Comment avez-vous géré la «coupure» octroyée par le report de votre match à Saint-Raphaël samedi dernier ?

On était venu se décrasser le matin, sur place, à Saint-Raphaël, on avait mangé, on avait fait la sieste, on avait pris la collation, on avait fait la vidéo sur place. On a appris à 17h, pour un match à 19h30, que l’on pouvait rentrer chez nous ! Donc ça n’a pas vraiment été une vraie coupure. Mentalement, physiquement, on était dedans complètement. On va dire, si je peux utiliser ce mot-là, que ça n’a été qu’une petite «intempérie» dans notre planning. Derrière, on a gardé le même programme sur la semaine suivante.

 

Ce que proposent vos joueuses actuellement, en termes d’attitudes et de jeu, cela vous plaît ?

La première chose pour moi, c’est l’état d’esprit du groupe. Les valeurs que l’on doit porter sur la défense du maillot, l’engagement, quand on est sportif de haut niveau. Pour moi, ce sont les valeurs de base. Et clairement, je peux dire que mon équipe les a. De toute manière, on sait que par rapport à l’épaisseur de notre groupe, numériquement parlant et même à la qualité, si sur cet état d’esprit, on n’est pas irréprochable, on se met une balle dans le pied pour espérer avoir un résultat favorable. Les filles ont bien compris cela : si on déroge un peu, dans les «tronches» en termes d’engagement, d’agressivité, nos chances de victoire diminuent très vite. Sur ce plan-là, vraiment, c’est une satisfaction. Ce groupe a compris que son salut viendra de là. Tous les week-ends, ce championnat LAF, c’est une bataille. Il faut se remettre sur le gril. Chaque équipe s’est renforcée, la densité du championnat a encore augmenté cette année à tous les étages. Ensuite, une autre chose qui me plaît bien, c’est que l’on a quand même fini pas mal de matchs avec une marque assez bien répartie, même si on est quand même un peu dépendant de Silvi Uattara, qui est vraiment notre fer de lance offensif à l’heure actuelle et elle ne s’en cache pas. Ça se met en place et ce sont des signes positifs pour moi.  

 

Vous avez vécu le championnat d’Europe en Turquie cet été, en tant qu’entraîneur-adjoint des Bleues. Cela vous a-t-il permis de piocher quelques idées ou orientations de jeu transposables à Venelles cette saison ?

Pas forcément immédiatement, mais c’est sûr que d’être au contact d’une telle compétition, ça donne des idées. Les grosses nations, les Serbes, les Turques, je n’ai pas eu besoin de me retrouver nez à nez avec elles, c’est déjà ce que l’on voit en Ligue des Champions, ce que l’on voit partout.
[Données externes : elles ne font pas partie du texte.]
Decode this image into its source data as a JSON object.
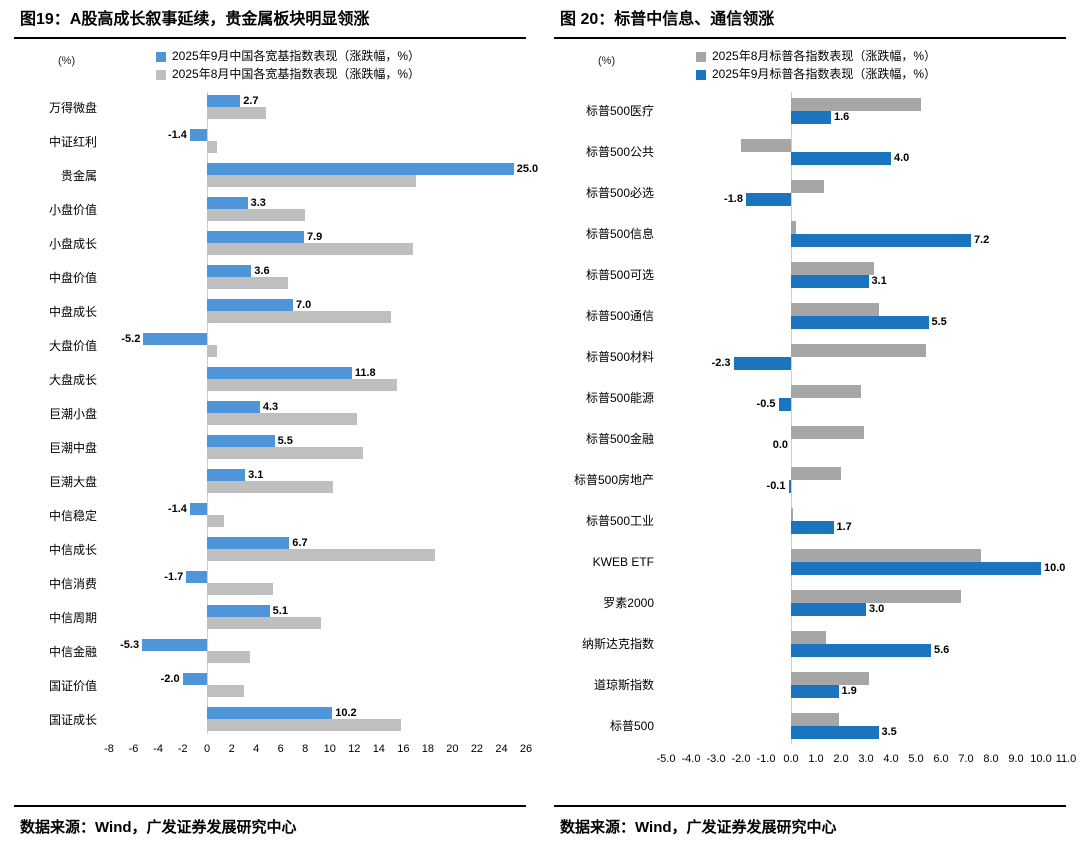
{
  "page": {
    "background": "#FFFFFF",
    "left_blue": "#4E95D9",
    "left_gray": "#BFBFBF",
    "right_blue": "#1B75BE",
    "right_gray": "#A6A6A6"
  },
  "chart_data": [
    {
      "type": "bar",
      "orientation": "horizontal",
      "title": "图19：A股高成长叙事延续，贵金属板块明显领涨",
      "unit_label": "(%)",
      "source": "数据来源：Wind，广发证券发展研究中心",
      "legend_position": "top",
      "grid": false,
      "xlim": [
        -8,
        26
      ],
      "xticks": [
        -8,
        -6,
        -4,
        -2,
        0,
        2,
        4,
        6,
        8,
        10,
        12,
        14,
        16,
        18,
        20,
        22,
        24,
        26
      ],
      "xtick_labels": [
        "-8",
        "-6",
        "-4",
        "-2",
        "0",
        "2",
        "4",
        "6",
        "8",
        "10",
        "12",
        "14",
        "16",
        "18",
        "20",
        "22",
        "24",
        "26"
      ],
      "categories": [
        "万得微盘",
        "中证红利",
        "贵金属",
        "小盘价值",
        "小盘成长",
        "中盘价值",
        "中盘成长",
        "大盘价值",
        "大盘成长",
        "巨潮小盘",
        "巨潮中盘",
        "巨潮大盘",
        "中信稳定",
        "中信成长",
        "中信消费",
        "中信周期",
        "中信金融",
        "国证价值",
        "国证成长"
      ],
      "series": [
        {
          "key": "sep-2025",
          "name": "2025年9月中国各宽基指数表现（涨跌幅，%）",
          "color": "#4E95D9",
          "show_labels": true,
          "values": [
            2.7,
            -1.4,
            25.0,
            3.3,
            7.9,
            3.6,
            7.0,
            -5.2,
            11.8,
            4.3,
            5.5,
            3.1,
            -1.4,
            6.7,
            -1.7,
            5.1,
            -5.3,
            -2.0,
            10.2
          ]
        },
        {
          "key": "aug-2025",
          "name": "2025年8月中国各宽基指数表现（涨跌幅，%）",
          "color": "#BFBFBF",
          "show_labels": false,
          "values": [
            4.8,
            0.8,
            17.0,
            8.0,
            16.8,
            6.6,
            15.0,
            0.8,
            15.5,
            12.2,
            12.7,
            10.3,
            1.4,
            18.6,
            5.4,
            9.3,
            3.5,
            3.0,
            15.8
          ]
        }
      ]
    },
    {
      "type": "bar",
      "orientation": "horizontal",
      "title": "图 20：标普中信息、通信领涨",
      "unit_label": "(%)",
      "source": "数据来源：Wind，广发证券发展研究中心",
      "legend_position": "top",
      "grid": false,
      "xlim": [
        -5,
        11
      ],
      "xticks": [
        -5,
        -4,
        -3,
        -2,
        -1,
        0,
        1,
        2,
        3,
        4,
        5,
        6,
        7,
        8,
        9,
        10,
        11
      ],
      "xtick_labels": [
        "-5.0",
        "-4.0",
        "-3.0",
        "-2.0",
        "-1.0",
        "0.0",
        "1.0",
        "2.0",
        "3.0",
        "4.0",
        "5.0",
        "6.0",
        "7.0",
        "8.0",
        "9.0",
        "10.0",
        "11.0"
      ],
      "categories": [
        "标普500医疗",
        "标普500公共",
        "标普500必选",
        "标普500信息",
        "标普500可选",
        "标普500通信",
        "标普500材料",
        "标普500能源",
        "标普500金融",
        "标普500房地产",
        "标普500工业",
        "KWEB ETF",
        "罗素2000",
        "纳斯达克指数",
        "道琼斯指数",
        "标普500"
      ],
      "series": [
        {
          "key": "aug-2025",
          "name": "2025年8月标普各指数表现（涨跌幅，%）",
          "color": "#A6A6A6",
          "show_labels": false,
          "values": [
            5.2,
            -2.0,
            1.3,
            0.2,
            3.3,
            3.5,
            5.4,
            2.8,
            2.9,
            2.0,
            0.1,
            7.6,
            6.8,
            1.4,
            3.1,
            1.9
          ]
        },
        {
          "key": "sep-2025",
          "name": "2025年9月标普各指数表现（涨跌幅，%）",
          "color": "#1B75BE",
          "show_labels": true,
          "values": [
            1.6,
            4.0,
            -1.8,
            7.2,
            3.1,
            5.5,
            -2.3,
            -0.5,
            0.0,
            -0.1,
            1.7,
            10.0,
            3.0,
            5.6,
            1.9,
            3.5
          ]
        }
      ]
    }
  ]
}
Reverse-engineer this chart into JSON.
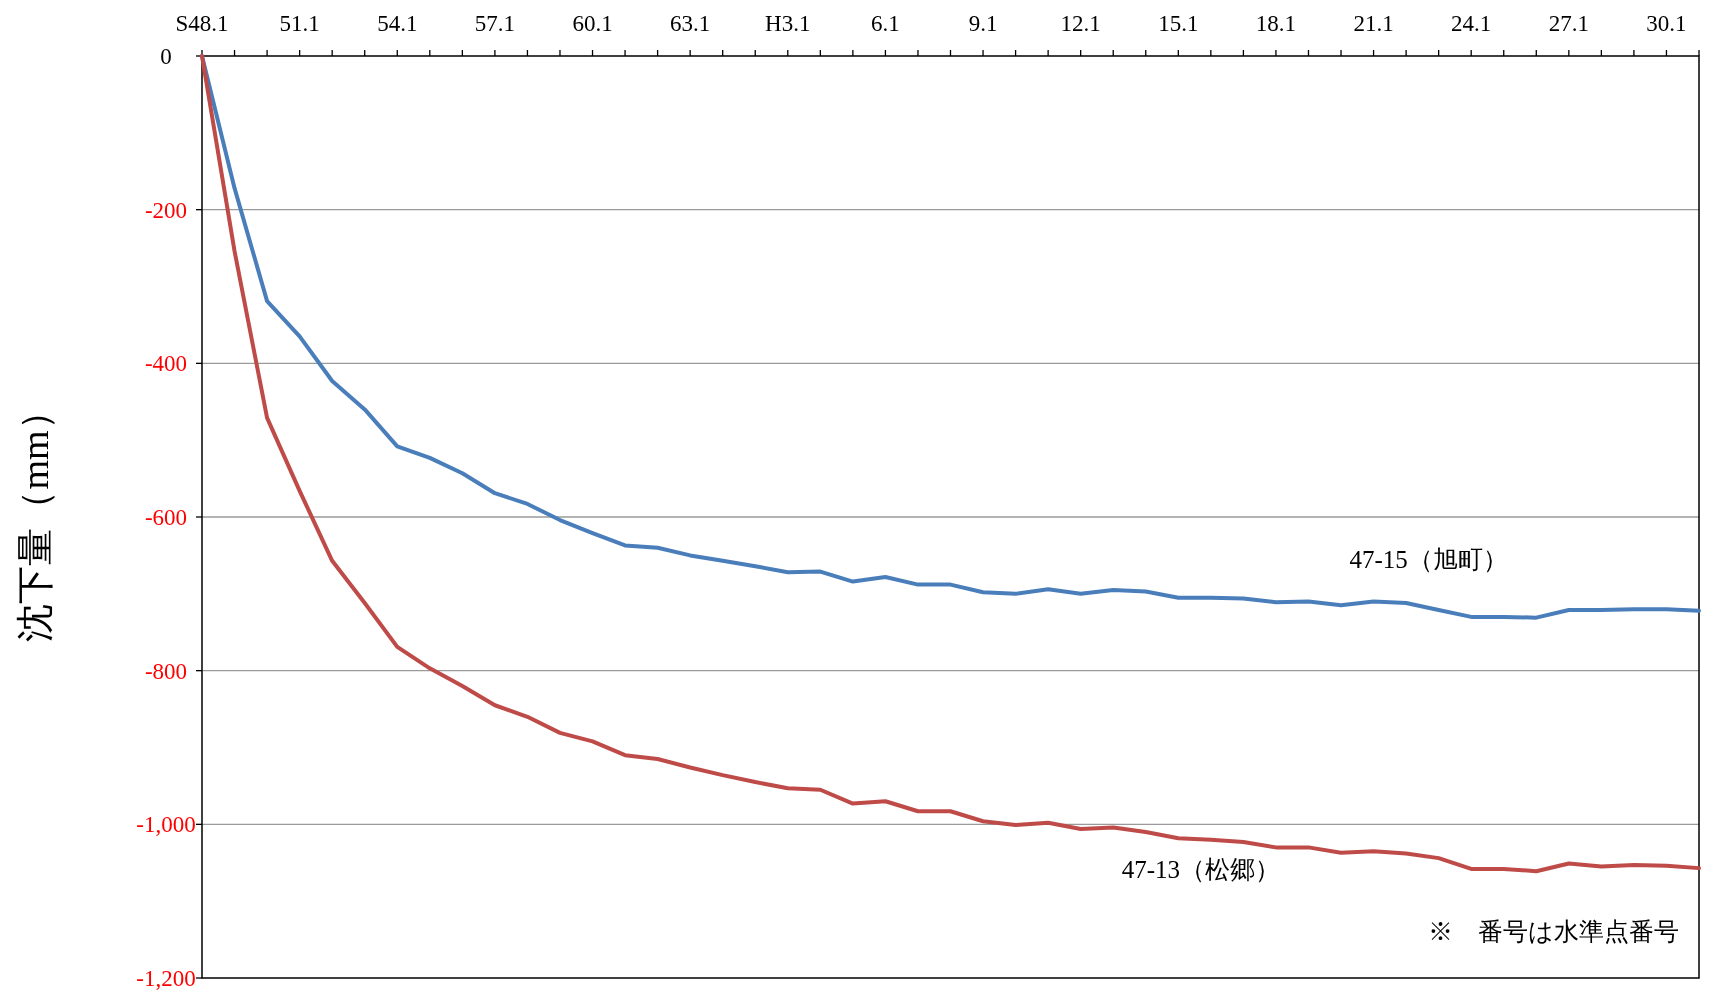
{
  "chart_data": {
    "type": "line",
    "ylabel": "沈下量（mm）",
    "annotations": [
      "※　番号は水準点番号"
    ],
    "categories": [
      "S48.1",
      null,
      null,
      "51.1",
      null,
      null,
      "54.1",
      null,
      null,
      "57.1",
      null,
      null,
      "60.1",
      null,
      null,
      "63.1",
      null,
      null,
      "H3.1",
      null,
      null,
      "6.1",
      null,
      null,
      "9.1",
      null,
      null,
      "12.1",
      null,
      null,
      "15.1",
      null,
      null,
      "18.1",
      null,
      null,
      "21.1",
      null,
      null,
      "24.1",
      null,
      null,
      "27.1",
      null,
      null,
      "30.1",
      null
    ],
    "series": [
      {
        "name": "47-15（旭町）",
        "color": "#4a7ebb",
        "values": [
          0,
          -172,
          -319,
          -365,
          -423,
          -460,
          -508,
          -523,
          -543,
          -569,
          -583,
          -604,
          -621,
          -637,
          -640,
          -650,
          -657,
          -664,
          -672,
          -671,
          -684,
          -678,
          -688,
          -688,
          -698,
          -700,
          -694,
          -700,
          -695,
          -697,
          -705,
          -705,
          -706,
          -711,
          -710,
          -715,
          -710,
          -712,
          -721,
          -730,
          -730,
          -731,
          -721,
          -721,
          -720,
          -720,
          -722
        ]
      },
      {
        "name": "47-13（松郷）",
        "color": "#be4b48",
        "values": [
          0,
          -254,
          -471,
          -566,
          -657,
          -712,
          -769,
          -797,
          -820,
          -845,
          -860,
          -881,
          -892,
          -910,
          -915,
          -926,
          -936,
          -945,
          -953,
          -955,
          -973,
          -970,
          -983,
          -983,
          -996,
          -1001,
          -998,
          -1006,
          -1004,
          -1010,
          -1018,
          -1020,
          -1023,
          -1030,
          -1030,
          -1037,
          -1035,
          -1038,
          -1044,
          -1058,
          -1058,
          -1061,
          -1051,
          -1055,
          -1053,
          -1054,
          -1057
        ]
      }
    ],
    "ylim": [
      -1200,
      0
    ],
    "yticks": [
      0,
      {
        "value": -200,
        "label": "-200"
      },
      {
        "value": -400,
        "label": "-400"
      },
      {
        "value": -600,
        "label": "-600"
      },
      {
        "value": -800,
        "label": "-800"
      },
      {
        "value": -1000,
        "label": "-1,000"
      },
      {
        "value": -1200,
        "label": "-1,200"
      }
    ],
    "grid": "y",
    "legend": false,
    "marker": "none",
    "line_style": "solid"
  }
}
J’ai été plus intéressé par des équipes comme la Grèce ou la Finlande, qui nous ont battus. Dans ces nations-là, il y a des idées de jeu, des profils physiques et techniques qui correspondent plus aux joueuses que j’ai sous la main, que ce soit en club ou en sélection. C’est sur ces nations-là, qui sont un peu au-dessus de nous, qu’il y a des choses à transposer, dans l’utilisation du ballon en attaque, dans l’organisation block-défense… Il y a des choses qu’elles ont mises en place qui sont intéressantes et qui font dire que l’on peut toujours faire mieux.